Search code examples
kerastensorflow2.0multi-gpu

How to use keras.utils.Sequence data generator with tf.distribute.MirroredStrategy for multi-gpu model training in tensorflow?


I want to train a model on several GPUs using tensorflow 2.0. In the tensorflow tutorial for distributed training (https://www.tensorflow.org/guide/distributed_training), the tf.data datagenerator is converted into a distributed dataset as follows:

dist_dataset = mirrored_strategy.experimental_distribute_dataset(dataset)

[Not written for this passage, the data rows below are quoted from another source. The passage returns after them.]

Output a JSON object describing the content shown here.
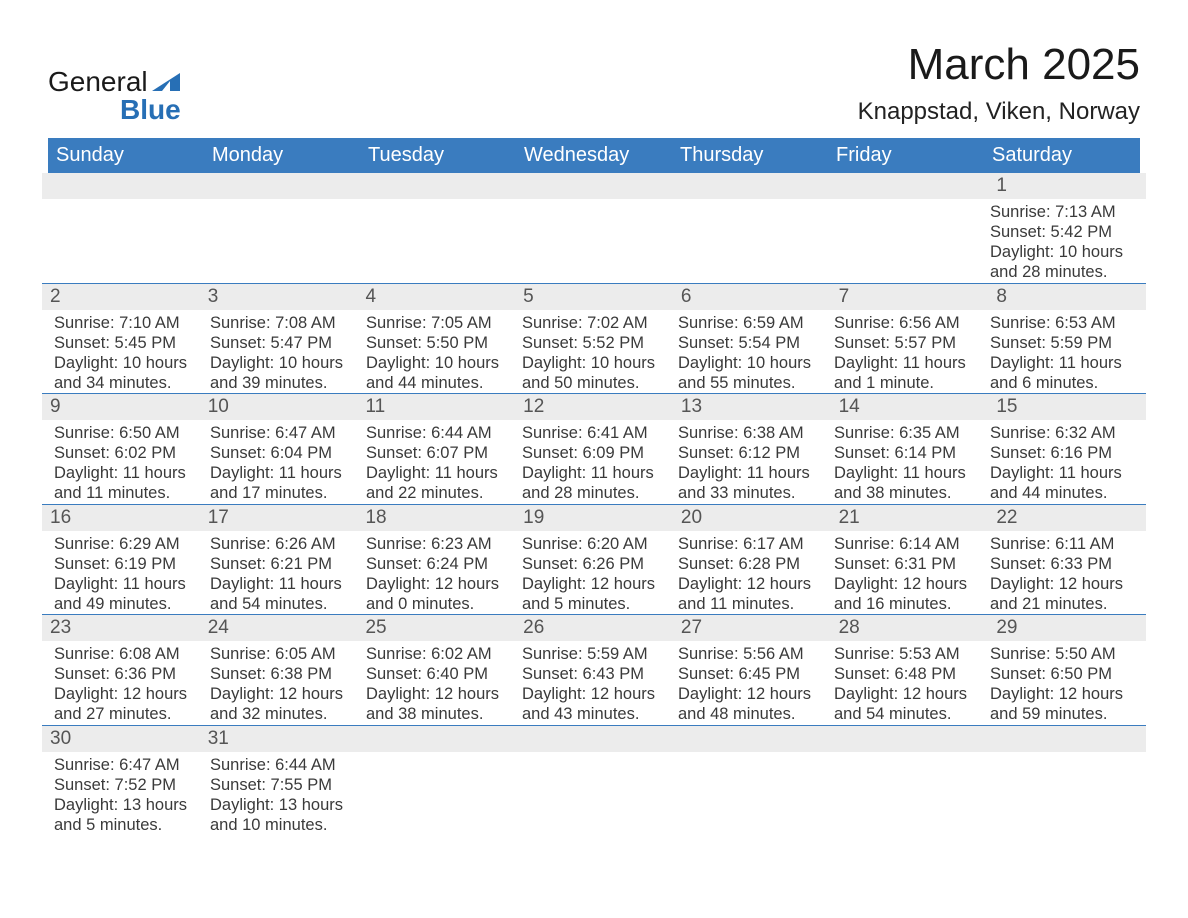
{
  "logo": {
    "word1": "General",
    "word2": "Blue"
  },
  "header": {
    "month_title": "March 2025",
    "location": "Knappstad, Viken, Norway"
  },
  "colors": {
    "header_bg": "#3a7cbf",
    "header_text": "#ffffff",
    "strip_bg": "#ececec",
    "border": "#3a7cbf",
    "body_text": "#3a3a3a",
    "logo_blue": "#276fb5"
  },
  "weekdays": [
    "Sunday",
    "Monday",
    "Tuesday",
    "Wednesday",
    "Thursday",
    "Friday",
    "Saturday"
  ],
  "weeks": [
    [
      null,
      null,
      null,
      null,
      null,
      null,
      {
        "n": "1",
        "sunrise": "7:13 AM",
        "sunset": "5:42 PM",
        "daylight": "10 hours and 28 minutes."
      }
    ],
    [
      {
        "n": "2",
        "sunrise": "7:10 AM",
        "sunset": "5:45 PM",
        "daylight": "10 hours and 34 minutes."
      },
      {
        "n": "3",
        "sunrise": "7:08 AM",
        "sunset": "5:47 PM",
        "daylight": "10 hours and 39 minutes."
      },
      {
        "n": "4",
        "sunrise": "7:05 AM",
        "sunset": "5:50 PM",
        "daylight": "10 hours and 44 minutes."
      },
      {
        "n": "5",
        "sunrise": "7:02 AM",
        "sunset": "5:52 PM",
        "daylight": "10 hours and 50 minutes."
      },
      {
        "n": "6",
        "sunrise": "6:59 AM",
        "sunset": "5:54 PM",
        "daylight": "10 hours and 55 minutes."
      },
      {
        "n": "7",
        "sunrise": "6:56 AM",
        "sunset": "5:57 PM",
        "daylight": "11 hours and 1 minute."
      },
      {
        "n": "8",
        "sunrise": "6:53 AM",
        "sunset": "5:59 PM",
        "daylight": "11 hours and 6 minutes."
      }
    ],
    [
      {
        "n": "9",
        "sunrise": "6:50 AM",
        "sunset": "6:02 PM",
        "daylight": "11 hours and 11 minutes."
      },
      {
        "n": "10",
        "sunrise": "6:47 AM",
        "sunset": "6:04 PM",
        "daylight": "11 hours and 17 minutes."
      },
      {
        "n": "11",
        "sunrise": "6:44 AM",
        "sunset": "6:07 PM",
        "daylight": "11 hours and 22 minutes."
      },
      {
        "n": "12",
        "sunrise": "6:41 AM",
        "sunset": "6:09 PM",
        "daylight": "11 hours and 28 minutes."
      },
      {
        "n": "13",
        "sunrise": "6:38 AM",
        "sunset": "6:12 PM",
        "daylight": "11 hours and 33 minutes."
      },
      {
        "n": "14",
        "sunrise": "6:35 AM",
        "sunset": "6:14 PM",
        "daylight": "11 hours and 38 minutes."
      },
      {
        "n": "15",
        "sunrise": "6:32 AM",
        "sunset": "6:16 PM",
        "daylight": "11 hours and 44 minutes."
      }
    ],
    [
      {
        "n": "16",
        "sunrise": "6:29 AM",
        "sunset": "6:19 PM",
        "daylight": "11 hours and 49 minutes."
      },
      {
        "n": "17",
        "sunrise": "6:26 AM",
        "sunset": "6:21 PM",
        "daylight": "11 hours and 54 minutes."
      },
      {
        "n": "18",
        "sunrise": "6:23 AM",
        "sunset": "6:24 PM",
        "daylight": "12 hours and 0 minutes."
      },
      {
        "n": "19",
        "sunrise": "6:20 AM",
        "sunset": "6:26 PM",
        "daylight": "12 hours and 5 minutes."
      },
      {
        "n": "20",
        "sunrise": "6:17 AM",
        "sunset": "6:28 PM",
        "daylight": "12 hours and 11 minutes."
      },
      {
        "n": "21",
        "sunrise": "6:14 AM",
        "sunset": "6:31 PM",
        "daylight": "12 hours and 16 minutes."
      },
      {
        "n": "22",
        "sunrise": "6:11 AM",
        "sunset": "6:33 PM",
        "daylight": "12 hours and 21 minutes."
      }
    ],
    [
      {
        "n": "23",
        "sunrise": "6:08 AM",
        "sunset": "6:36 PM",
        "daylight": "12 hours and 27 minutes."
      },
      {
        "n": "24",
        "sunrise": "6:05 AM",
        "sunset": "6:38 PM",
        "daylight": "12 hours and 32 minutes."
      },
      {
        "n": "25",
        "sunrise": "6:02 AM",
        "sunset": "6:40 PM",
        "daylight": "12 hours and 38 minutes."
      },
      {
        "n": "26",
        "sunrise": "5:59 AM",
        "sunset": "6:43 PM",
        "daylight": "12 hours and 43 minutes."
      },
      {
        "n": "27",
        "sunrise": "5:56 AM",
        "sunset": "6:45 PM",
        "daylight": "12 hours and 48 minutes."
      },
      {
        "n": "28",
        "sunrise": "5:53 AM",
        "sunset": "6:48 PM",
        "daylight": "12 hours and 54 minutes."
      },
      {
        "n": "29",
        "sunrise": "5:50 AM",
        "sunset": "6:50 PM",
        "daylight": "12 hours and 59 minutes."
      }
    ],
    [
      {
        "n": "30",
        "sunrise": "6:47 AM",
        "sunset": "7:52 PM",
        "daylight": "13 hours and 5 minutes."
      },
      {
        "n": "31",
        "sunrise": "6:44 AM",
        "sunset": "7:55 PM",
        "daylight": "13 hours and 10 minutes."
      },
      null,
      null,
      null,
      null,
      null
    ]
  ],
  "labels": {
    "sunrise_prefix": "Sunrise: ",
    "sunset_prefix": "Sunset: ",
    "daylight_prefix": "Daylight: "
  }
}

However, I want to use my own custom data generator instead (for example, the keras.utils.Sequence datagenerator, along with keras.utils.data_utils.OrderedEnqueuer for asynchronous batch generation). But the mirrored_strategy.experimental_distribute_dataset method supports only tf.data datagenerator. How do I use the keras datagenerator instead?

Thank you!


Solution

  • I used tf.data.Dataset.from_generator with my keras.utils.sequence in the same situation, and it solved my issues!

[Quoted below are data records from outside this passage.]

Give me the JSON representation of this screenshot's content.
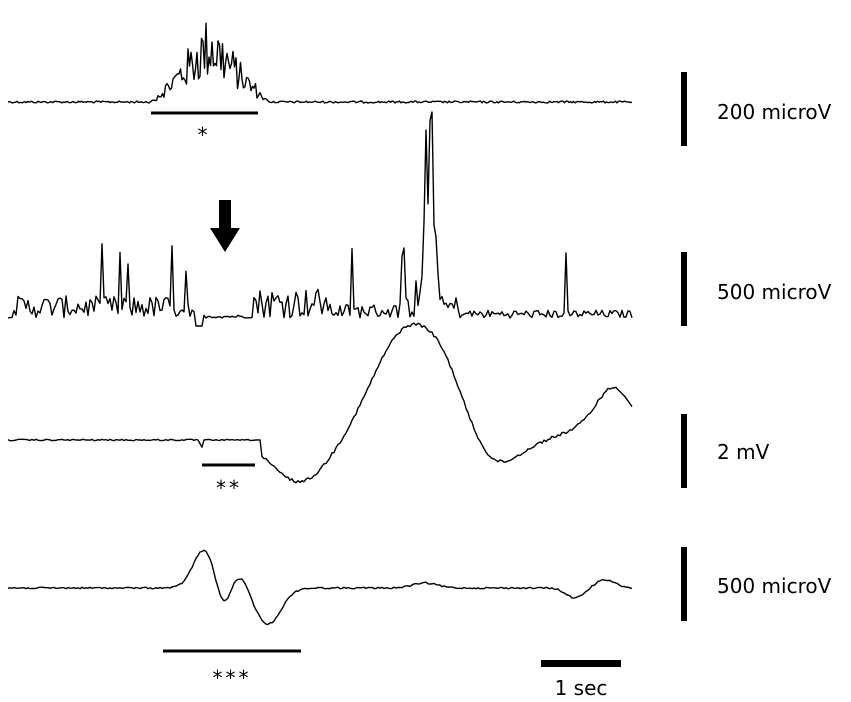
{
  "chart_data": {
    "type": "line",
    "grid": false,
    "traces": [
      {
        "scale_label": "200 microV",
        "marker_label": "*"
      },
      {
        "scale_label": "500 microV",
        "marker_label": "",
        "annotation": "down-arrow"
      },
      {
        "scale_label": "2 mV",
        "marker_label": "**"
      },
      {
        "scale_label": "500 microV",
        "marker_label": "***"
      }
    ],
    "time_scale": {
      "label": "1 sec",
      "value": 1,
      "unit": "sec"
    },
    "colors": {
      "trace": "#000000",
      "background": "#ffffff"
    }
  }
}
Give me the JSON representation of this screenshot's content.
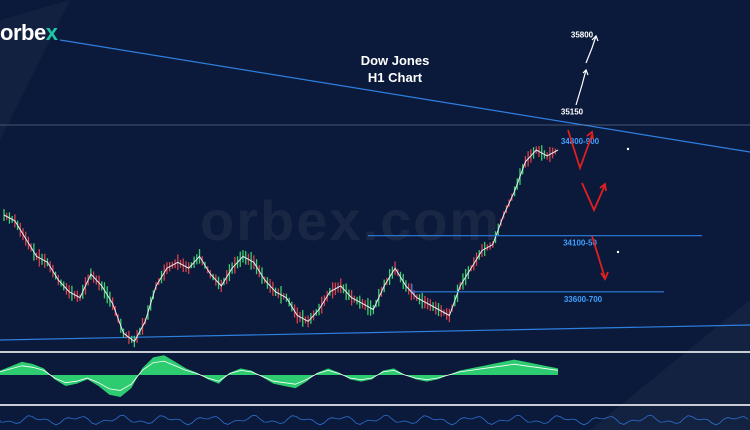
{
  "brand": {
    "logo_text": "orbe",
    "logo_accent": "x"
  },
  "watermark": "orbex.com",
  "chart_data": {
    "type": "line",
    "title": "Dow Jones",
    "subtitle": "H1 Chart",
    "instrument": "Dow Jones",
    "timeframe": "H1",
    "ylim": [
      33200,
      35950
    ],
    "grid": false,
    "price_path": [
      34300,
      34250,
      34100,
      33950,
      33900,
      33750,
      33650,
      33600,
      33800,
      33700,
      33550,
      33300,
      33230,
      33400,
      33700,
      33850,
      33900,
      33850,
      33950,
      33800,
      33700,
      33850,
      33950,
      33900,
      33750,
      33650,
      33600,
      33450,
      33400,
      33500,
      33650,
      33700,
      33600,
      33550,
      33500,
      33700,
      33850,
      33700,
      33600,
      33550,
      33500,
      33450,
      33700,
      33850,
      34000,
      34050,
      34300,
      34500,
      34750,
      34850,
      34800,
      34850
    ],
    "levels": [
      {
        "label": "34800-900",
        "value": 34850
      },
      {
        "label": "34100-50",
        "value": 34125
      },
      {
        "label": "33600-700",
        "value": 33650
      }
    ],
    "targets": [
      {
        "label": "35150",
        "value": 35150
      },
      {
        "label": "35800",
        "value": 35800
      }
    ],
    "oscillator": [
      0.2,
      0.4,
      0.6,
      0.5,
      0.3,
      -0.2,
      -0.5,
      -0.4,
      -0.2,
      -0.5,
      -0.9,
      -1.0,
      -0.6,
      0.3,
      0.8,
      0.9,
      0.6,
      0.3,
      0.1,
      -0.2,
      -0.4,
      0.1,
      0.3,
      0.2,
      -0.1,
      -0.4,
      -0.5,
      -0.6,
      -0.3,
      0.1,
      0.3,
      0.1,
      -0.2,
      -0.3,
      -0.2,
      0.2,
      0.3,
      0.0,
      -0.2,
      -0.3,
      -0.2,
      0.0,
      0.2,
      0.3,
      0.4,
      0.5,
      0.6,
      0.7,
      0.6,
      0.5,
      0.4,
      0.3
    ],
    "colors": {
      "background": "#0b1a3a",
      "trendline": "#2e7fe0",
      "level_label": "#3fa0ff",
      "target_label": "#ffffff",
      "bear_arrow": "#e02020",
      "bull_arrow": "#ffffff",
      "oscillator_fill": "#2ecc71"
    }
  }
}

    train_generator = SegmentationMultiGenerator(datasets, folder) # My keras.utils.sequence object
    
    def generator():
        multi_enqueuer = OrderedEnqueuer(train_generator, use_multiprocessing=True)
        multi_enqueuer.start(workers=10, max_queue_size=10)
        while True:
            batch_xs, batch_ys, dset_index = next(multi_enqueuer.get()) # I have three outputs
            yield batch_xs, batch_ys, dset_index
    
    dataset = tf.data.Dataset.from_generator(generator,
                                             output_types=(tf.float64, tf.float64, tf.int64),
                                             output_shapes=(tf.TensorShape([None, None, None, None]),
                                                            tf.TensorShape([None, None, None, None]),
                                                            tf.TensorShape([None, None])))
    
    strategy = tf.distribute.MirroredStrategy()
    
    train_dist_dataset = strategy.experimental_distribute_dataset(dataset)
    

    Note that this is my first working solution - at the moment I have found it most convenient to just put 'None' in the place of the real output shapes, which I have found to work.